*** ----> Hungary to get border officers from eastern neighbours to curb migrant flow | THE DAILY TRIBUNE | KINGDOM OF BAHRAIN

Hungary to get border officers from eastern neighbours to curb migrant flow

Hungary will receive 150 police reinforcements from fellow EU neighbours Poland, the Czech Republic and Slovakia to help tackle a migrant surge on its border with Serbia, the four countries said Thursday.

 The Czechs, Slovaks and Hungarians have long demanded tighter border controls as they resisted EU plans to relocate 160,000 refugees throughout the bloc from overstretched Italy and Greece, but were overruled in Brussels.

 Hungary is on the southern frontier of Europe's passport-free Schengen zone, which has come under intense pressure as the European Union faces its biggest migrant crisis since World War II.

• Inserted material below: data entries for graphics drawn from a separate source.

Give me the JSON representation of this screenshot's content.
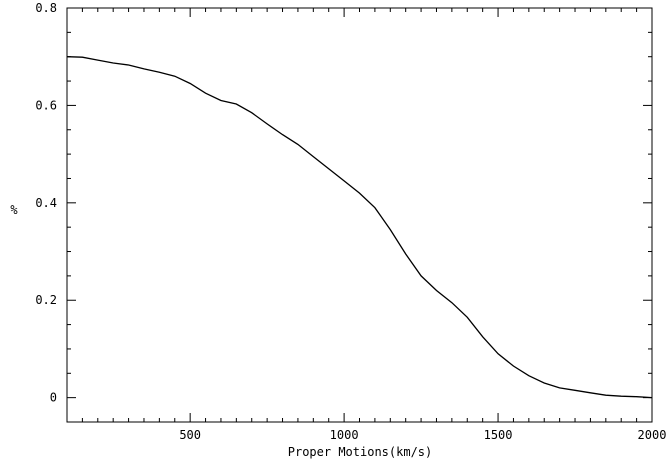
{
  "chart_data": {
    "type": "line",
    "title": "",
    "xlabel": "Proper Motions(km/s)",
    "ylabel": "%",
    "xlim": [
      100,
      2000
    ],
    "ylim": [
      -0.05,
      0.8
    ],
    "grid": false,
    "x_ticks": [
      500,
      1000,
      1500,
      2000
    ],
    "y_ticks": [
      0,
      0.2,
      0.4,
      0.6,
      0.8
    ],
    "x_tick_labels": [
      "500",
      "1000",
      "1500",
      "2000"
    ],
    "y_tick_labels": [
      "0",
      "0.2",
      "0.4",
      "0.6",
      "0.8"
    ],
    "series": [
      {
        "x": [
          100,
          150,
          200,
          250,
          300,
          350,
          400,
          450,
          500,
          550,
          600,
          650,
          700,
          750,
          800,
          850,
          900,
          950,
          1000,
          1050,
          1100,
          1150,
          1200,
          1250,
          1300,
          1350,
          1400,
          1450,
          1500,
          1550,
          1600,
          1650,
          1700,
          1750,
          1800,
          1850,
          1900,
          1950,
          2000
        ],
        "y": [
          0.7,
          0.699,
          0.693,
          0.687,
          0.683,
          0.675,
          0.668,
          0.66,
          0.645,
          0.625,
          0.61,
          0.603,
          0.585,
          0.562,
          0.54,
          0.52,
          0.495,
          0.47,
          0.445,
          0.42,
          0.39,
          0.345,
          0.295,
          0.25,
          0.22,
          0.195,
          0.165,
          0.125,
          0.09,
          0.065,
          0.045,
          0.03,
          0.02,
          0.015,
          0.01,
          0.005,
          0.003,
          0.002,
          0.0
        ]
      }
    ]
  }
}
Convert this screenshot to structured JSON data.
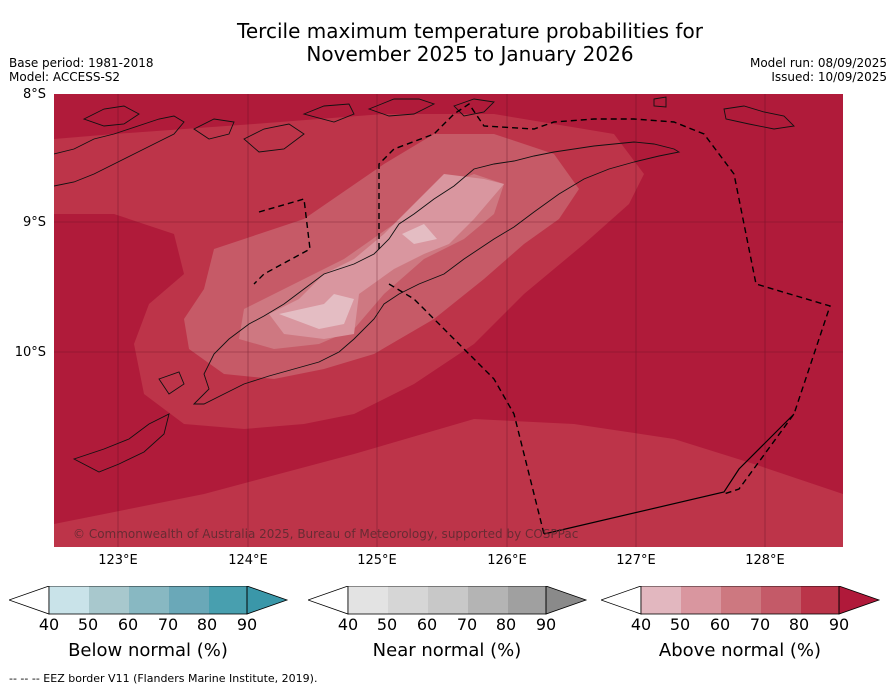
{
  "title_line1": "Tercile maximum temperature probabilities for",
  "title_line2": "November 2025 to January 2026",
  "base_period": "Base period: 1981-2018",
  "model": "Model: ACCESS-S2",
  "model_run": "Model run: 08/09/2025",
  "issued": "Issued: 10/09/2025",
  "lat_labels": [
    "8°S",
    "9°S",
    "10°S"
  ],
  "lon_labels": [
    "123°E",
    "124°E",
    "125°E",
    "126°E",
    "127°E",
    "128°E"
  ],
  "copyright": "© Commonwealth of Australia 2025, Bureau of Meteorology, supported by COSPPac",
  "colorbars": [
    {
      "label": "Below normal (%)",
      "ticks": [
        "40",
        "50",
        "60",
        "70",
        "80",
        "90"
      ],
      "colors": [
        "#c9e3e9",
        "#a8c8cd",
        "#88b8c2",
        "#6aa8b8",
        "#489faf",
        "#3a97a9"
      ]
    },
    {
      "label": "Near normal (%)",
      "ticks": [
        "40",
        "50",
        "60",
        "70",
        "80",
        "90"
      ],
      "colors": [
        "#e3e3e3",
        "#d6d6d6",
        "#c8c8c8",
        "#b4b4b4",
        "#a0a0a0",
        "#8a8a8a"
      ]
    },
    {
      "label": "Above normal (%)",
      "ticks": [
        "40",
        "50",
        "60",
        "70",
        "80",
        "90"
      ],
      "colors": [
        "#e2b7bf",
        "#d9969f",
        "#cd7880",
        "#c45a68",
        "#ba3449",
        "#b0193a"
      ]
    }
  ],
  "footer": "--  --  -- EEZ border V11 (Flanders Marine Institute, 2019)."
}
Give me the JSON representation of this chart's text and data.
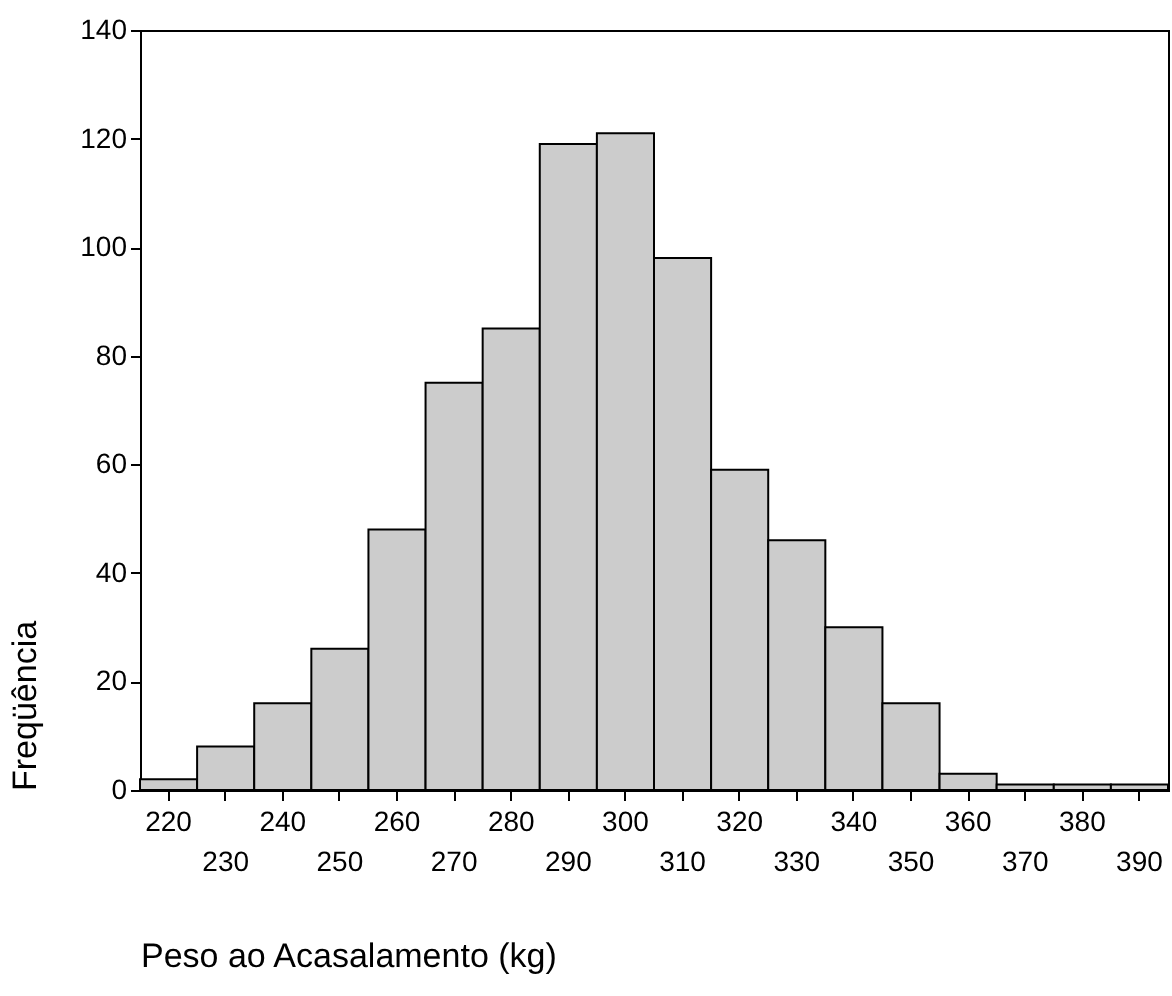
{
  "chart_data": {
    "type": "bar",
    "xlabel": "Peso ao Acasalamento (kg)",
    "ylabel": "Freqüência",
    "categories": [
      "220",
      "230",
      "240",
      "250",
      "260",
      "270",
      "280",
      "290",
      "300",
      "310",
      "320",
      "330",
      "340",
      "350",
      "360",
      "370",
      "380",
      "390"
    ],
    "values": [
      2,
      8,
      16,
      26,
      48,
      75,
      85,
      119,
      121,
      98,
      59,
      46,
      30,
      16,
      3,
      1,
      1,
      1
    ],
    "color": "#cccccc",
    "ylim": [
      0,
      140
    ],
    "yticks": [
      0,
      20,
      40,
      60,
      80,
      100,
      120,
      140
    ],
    "grid": false
  }
}
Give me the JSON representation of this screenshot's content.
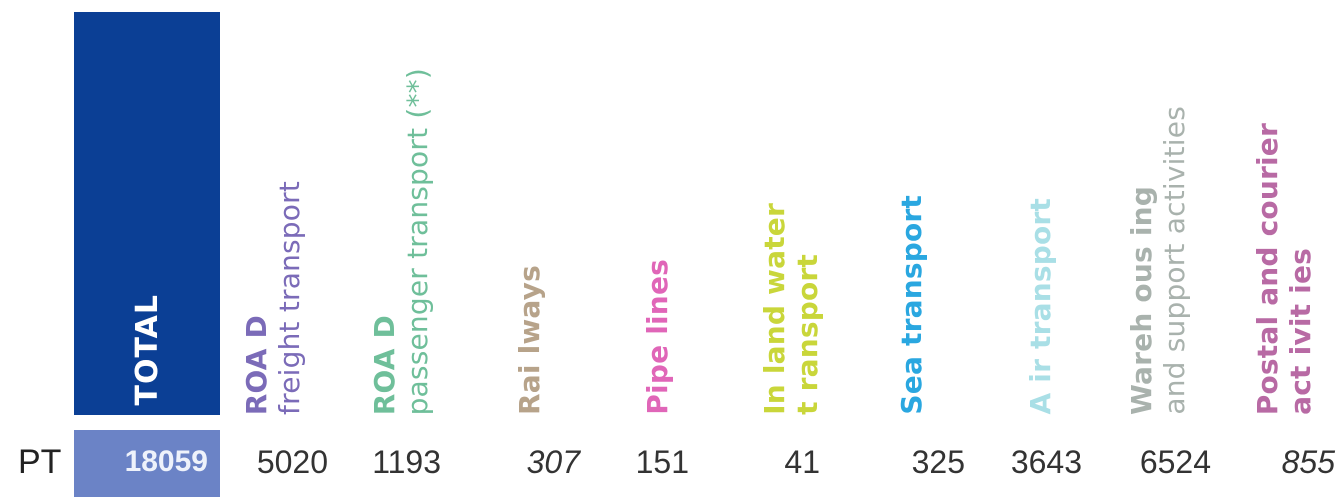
{
  "chart_data": {
    "type": "table",
    "columns": [
      {
        "title_lines": [
          "TOTAL"
        ],
        "color": "#ffffff",
        "bold": [
          true
        ]
      },
      {
        "title_lines": [
          "ROA D",
          "freight transport"
        ],
        "color": "#7b6bb8",
        "bold": [
          true,
          false
        ]
      },
      {
        "title_lines": [
          "ROA D",
          "passenger transport (**)"
        ],
        "color": "#6fbf9a",
        "bold": [
          true,
          false
        ]
      },
      {
        "title_lines": [
          "Rai lways"
        ],
        "color": "#b7a38a",
        "bold": [
          true
        ]
      },
      {
        "title_lines": [
          "Pipe lines"
        ],
        "color": "#e066b8",
        "bold": [
          true
        ]
      },
      {
        "title_lines": [
          "In land water",
          "t ransport"
        ],
        "color": "#c9d63a",
        "bold": [
          true,
          true
        ]
      },
      {
        "title_lines": [
          "Sea transport"
        ],
        "color": "#2aa7e0",
        "bold": [
          true
        ]
      },
      {
        "title_lines": [
          "A ir transport"
        ],
        "color": "#a9dfe6",
        "bold": [
          true
        ]
      },
      {
        "title_lines": [
          "Wareh ous ing",
          "and support activities"
        ],
        "color": "#a9b2ad",
        "bold": [
          true,
          false
        ]
      },
      {
        "title_lines": [
          "Postal and courier",
          "act ivit ies"
        ],
        "color": "#b86aa4",
        "bold": [
          true,
          true
        ]
      }
    ],
    "rows": [
      {
        "country": "PT",
        "values": [
          "18059",
          "5020",
          "1193",
          "307",
          "151",
          "41",
          "325",
          "3643",
          "6524",
          "855"
        ],
        "italic": [
          false,
          false,
          false,
          true,
          false,
          false,
          false,
          false,
          false,
          true
        ]
      }
    ]
  }
}
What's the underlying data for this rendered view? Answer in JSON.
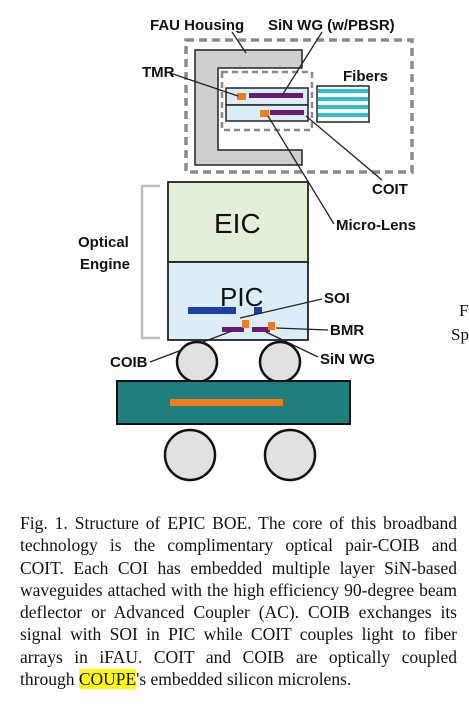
{
  "figure": {
    "labels": {
      "fau_housing": "FAU Housing",
      "sin_wg_pbsr": "SiN WG (w/PBSR)",
      "tmr": "TMR",
      "fibers": "Fibers",
      "coit": "COIT",
      "micro_lens": "Micro-Lens",
      "eic": "EIC",
      "optical": "Optical",
      "engine": "Engine",
      "pic": "PIC",
      "soi": "SOI",
      "bmr": "BMR",
      "coib": "COIB",
      "sin_wg": "SiN WG"
    },
    "side_text": {
      "line1": "F",
      "line2": "Sp"
    },
    "colors": {
      "eic_fill": "#e4efd9",
      "pic_fill": "#dbeef7",
      "housing_fill": "#cfcfcf",
      "waveguide": "#6a1b6f",
      "soi_bar": "#1f3fa8",
      "mirror": "#f07c1e",
      "pcb_fill": "#1f7f7f",
      "ball_fill": "#e1e1e1",
      "fiber_fill": "#2fc0c4"
    }
  },
  "caption": {
    "before": "Fig. 1. Structure of EPIC BOE. The core of this broadband technology is the complimentary optical pair-COIB and COIT. Each COI has embedded multiple layer SiN-based waveguides attached with the high efficiency 90-degree beam deflector or Advanced Coupler (AC). COIB exchanges its signal with SOI in PIC while COIT couples light to fiber arrays in iFAU. COIT and COIB are optically coupled through ",
    "highlight": "COUPE",
    "after": "'s embedded silicon microlens."
  }
}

 "To demonstrate their determination to act in the field of protection of the Schengen border, the countries of the Visegrad Group have come together in a spirit of genuine solidarity and provided Hungary, who currently bears the heaviest burden, with the necessary security assistance," the leaders of the four nations said in a meeting in Brussels that preceded an EU summit on the migrant crisis.

 The four prime ministers said the Czech Republic and Slovakia will each deploy 50 police officers to Hungary's border while Poland will deploy between 50 and 60 police officers as well as five specially equipped vehicles.

 Slovakia said Wednesday that the 50 Slovak policemen will report for patrols along the southern border on October 20, adding that all the officers speak Hungarian.

 Defence Minister Martin Glvac said Slovakia would also send an undisclosed number of soldiers to fellow NATO member Hungary in connection with the migrant crisis.

 Slovakia's leftist Prime Minister Robert Fico said the policing project, to be implemented for a one-month trial period, "provides guidance for other countries on how to defend the external Schengen borders".

 Bratislava has also pledged to give 500,000 euros ($570,000) to local non-governmental organisations that help Syrian refugees in Croatia, Serbia and Turkey.

 The decision comes after grassroots organisations called for more government support for refugees.

 Unlike EU neighbours Austria and Hungary, the Czech Republic, Poland and Slovakia have so far seen few migrants and refugees seeking to transit through their territories on their way to Germany and other western European countries.